The TAC site warns, "The clip is very graphic. Viewer discretion is advised." Apparently a prostate exam qualifies as "very graphic." The video shows a finger, incased in an oh-so-medical finger cot, slowly entering someone's rear-end -- and from such an angle where penetration is hardly visible. Interestingly enough, it appears to be a straight couple -- but I suppose some people consider any sort of "butt play" to be gay. That's the only "graphic" visual you see, and yet it caused one Internet commenter to exclaim: "That was, without doubt, the most disgusting thing I have ever witnessed. You people are truly depraved" -- and you, sir, have apparently spent very little time on the Internet.
"Most people at the university do not agree with having casual sex, or homosexual sex, or having sex outside of marriage," Justin Pulliam, a student and TAC member, told KTRH. "That the university is institutionally supporting such behavior is disgusting." That is the real motivating factor here: They don't want gayness to exist on campus, period. To give their campaign a more respectable pretense, though -- you know, an argument other than bigotry -- the group claims that "student fee dollars and taxpayer dollars" were unfairly used to fund the presentation, but the event organizer insists that is untrue.
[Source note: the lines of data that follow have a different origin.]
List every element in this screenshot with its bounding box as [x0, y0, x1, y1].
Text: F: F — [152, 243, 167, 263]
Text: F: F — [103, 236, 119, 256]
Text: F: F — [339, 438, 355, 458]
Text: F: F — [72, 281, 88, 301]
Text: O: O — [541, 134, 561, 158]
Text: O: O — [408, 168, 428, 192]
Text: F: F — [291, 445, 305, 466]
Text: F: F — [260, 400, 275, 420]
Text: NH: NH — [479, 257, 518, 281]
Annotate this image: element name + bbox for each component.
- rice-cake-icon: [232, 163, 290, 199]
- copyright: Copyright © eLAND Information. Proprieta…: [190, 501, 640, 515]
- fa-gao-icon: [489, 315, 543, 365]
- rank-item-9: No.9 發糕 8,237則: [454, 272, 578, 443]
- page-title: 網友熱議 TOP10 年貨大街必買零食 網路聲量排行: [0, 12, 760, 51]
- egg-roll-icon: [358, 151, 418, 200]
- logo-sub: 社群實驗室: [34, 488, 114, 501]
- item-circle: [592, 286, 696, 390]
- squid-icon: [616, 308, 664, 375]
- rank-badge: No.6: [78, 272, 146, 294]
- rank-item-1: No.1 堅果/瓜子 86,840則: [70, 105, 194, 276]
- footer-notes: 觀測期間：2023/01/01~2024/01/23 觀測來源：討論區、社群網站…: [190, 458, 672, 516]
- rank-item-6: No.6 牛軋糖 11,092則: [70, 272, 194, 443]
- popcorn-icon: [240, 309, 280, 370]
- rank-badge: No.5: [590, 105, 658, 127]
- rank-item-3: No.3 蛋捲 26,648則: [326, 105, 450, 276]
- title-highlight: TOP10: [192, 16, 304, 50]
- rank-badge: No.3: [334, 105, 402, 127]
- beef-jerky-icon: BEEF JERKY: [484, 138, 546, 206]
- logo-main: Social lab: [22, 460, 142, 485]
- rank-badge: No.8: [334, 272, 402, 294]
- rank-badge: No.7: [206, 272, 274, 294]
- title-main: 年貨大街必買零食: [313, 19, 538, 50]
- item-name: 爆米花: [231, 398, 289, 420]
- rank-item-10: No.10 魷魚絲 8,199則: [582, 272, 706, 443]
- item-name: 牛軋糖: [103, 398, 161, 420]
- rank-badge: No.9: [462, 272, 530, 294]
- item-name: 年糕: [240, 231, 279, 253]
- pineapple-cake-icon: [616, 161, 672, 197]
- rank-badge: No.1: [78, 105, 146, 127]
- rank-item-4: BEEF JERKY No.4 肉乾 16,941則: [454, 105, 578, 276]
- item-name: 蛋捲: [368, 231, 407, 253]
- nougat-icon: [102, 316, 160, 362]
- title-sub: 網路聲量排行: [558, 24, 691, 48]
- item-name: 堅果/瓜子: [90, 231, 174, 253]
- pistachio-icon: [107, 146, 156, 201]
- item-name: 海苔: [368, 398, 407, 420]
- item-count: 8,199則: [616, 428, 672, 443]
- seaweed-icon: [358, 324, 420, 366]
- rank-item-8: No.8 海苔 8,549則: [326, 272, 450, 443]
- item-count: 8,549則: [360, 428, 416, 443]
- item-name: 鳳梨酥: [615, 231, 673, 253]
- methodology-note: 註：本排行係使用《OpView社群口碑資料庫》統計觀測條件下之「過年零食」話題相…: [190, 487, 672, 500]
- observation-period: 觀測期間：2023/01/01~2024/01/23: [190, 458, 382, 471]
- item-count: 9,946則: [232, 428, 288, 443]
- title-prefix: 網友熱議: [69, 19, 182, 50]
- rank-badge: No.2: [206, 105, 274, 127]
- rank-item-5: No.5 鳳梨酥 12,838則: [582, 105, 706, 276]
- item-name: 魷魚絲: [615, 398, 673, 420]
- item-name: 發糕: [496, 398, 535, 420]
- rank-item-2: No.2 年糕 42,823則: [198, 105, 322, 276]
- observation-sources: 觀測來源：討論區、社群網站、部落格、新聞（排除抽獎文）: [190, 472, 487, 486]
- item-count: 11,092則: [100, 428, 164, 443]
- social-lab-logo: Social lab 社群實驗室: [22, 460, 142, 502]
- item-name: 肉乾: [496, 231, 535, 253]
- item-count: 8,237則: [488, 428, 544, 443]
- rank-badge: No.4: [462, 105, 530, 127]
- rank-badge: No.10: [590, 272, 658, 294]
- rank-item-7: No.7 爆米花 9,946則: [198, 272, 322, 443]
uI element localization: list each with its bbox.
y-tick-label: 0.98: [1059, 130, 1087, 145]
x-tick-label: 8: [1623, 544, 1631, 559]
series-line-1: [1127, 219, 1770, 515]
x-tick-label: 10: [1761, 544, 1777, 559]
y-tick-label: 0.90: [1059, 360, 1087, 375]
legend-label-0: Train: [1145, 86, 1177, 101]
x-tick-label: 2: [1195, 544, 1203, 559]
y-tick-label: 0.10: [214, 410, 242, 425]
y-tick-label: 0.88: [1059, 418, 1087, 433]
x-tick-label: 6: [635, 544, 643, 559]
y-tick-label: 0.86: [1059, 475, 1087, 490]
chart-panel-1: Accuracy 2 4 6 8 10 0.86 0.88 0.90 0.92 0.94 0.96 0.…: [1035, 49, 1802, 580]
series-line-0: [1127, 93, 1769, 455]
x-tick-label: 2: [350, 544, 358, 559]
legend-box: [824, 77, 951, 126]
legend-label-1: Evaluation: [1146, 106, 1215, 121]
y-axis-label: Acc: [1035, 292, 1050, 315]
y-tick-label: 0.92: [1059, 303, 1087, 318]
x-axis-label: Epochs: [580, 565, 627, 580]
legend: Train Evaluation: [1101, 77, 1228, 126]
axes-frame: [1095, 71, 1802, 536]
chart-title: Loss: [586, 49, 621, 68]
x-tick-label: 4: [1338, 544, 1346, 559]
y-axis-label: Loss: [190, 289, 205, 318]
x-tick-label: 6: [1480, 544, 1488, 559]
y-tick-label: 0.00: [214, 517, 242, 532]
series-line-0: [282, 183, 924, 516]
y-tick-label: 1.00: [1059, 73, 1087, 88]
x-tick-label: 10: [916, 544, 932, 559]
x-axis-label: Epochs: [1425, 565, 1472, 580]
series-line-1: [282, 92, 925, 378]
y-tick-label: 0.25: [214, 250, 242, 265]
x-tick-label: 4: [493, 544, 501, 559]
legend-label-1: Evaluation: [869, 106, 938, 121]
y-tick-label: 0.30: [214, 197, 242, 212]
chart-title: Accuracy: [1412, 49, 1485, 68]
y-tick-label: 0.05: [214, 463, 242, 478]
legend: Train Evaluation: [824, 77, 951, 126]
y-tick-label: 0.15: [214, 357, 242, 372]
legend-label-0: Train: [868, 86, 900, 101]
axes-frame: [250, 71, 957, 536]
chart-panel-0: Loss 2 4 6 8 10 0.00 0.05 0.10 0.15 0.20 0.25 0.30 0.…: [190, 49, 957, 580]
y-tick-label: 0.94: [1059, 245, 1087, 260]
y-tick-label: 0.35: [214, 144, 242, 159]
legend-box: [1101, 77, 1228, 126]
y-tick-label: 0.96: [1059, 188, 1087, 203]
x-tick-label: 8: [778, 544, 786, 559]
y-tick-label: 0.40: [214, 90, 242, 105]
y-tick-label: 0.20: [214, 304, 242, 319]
Coincidentally, just yesterday news broke that Northwestern University has canceled its human sexuality class after an optional after-hours live sex demonstration inspired international news coverage. These cases aren't so very different: Both touch on the question of what sort of sexual content is permissible in the college classroom -- particularly when it's part of an optional lecture where attendance is entirely voluntary. As the "sex show" professor, John Michael Bailey, told me at the time, "What has happened reinforces the fact that a significant portion of society is very sexually conservative and I knew that, of course, but this reinforces it. Part of that is being outraged by sexual interactions that have no clear harm to anybody."
I believe what we have in this particularly case is something I like to call "gay horror porn for conservatives." The word "porn" is too generously applied to anything that delivers a quick hit of visual stimulation -- but in this case it's perfectly appropriate. The revulsion expressed in response to this video is just dripping wet with titillation. The TAC website says the clip "is probably too sick for any sane person to watch" -- before offering up an embedded version of the video, which the group itself produced and edited. It's like when someone takes a bite of something and then says to you, "Oh my god, this is so gross -- try it!" And then they proceed to alternate between taking small bites and telling you how awful it is.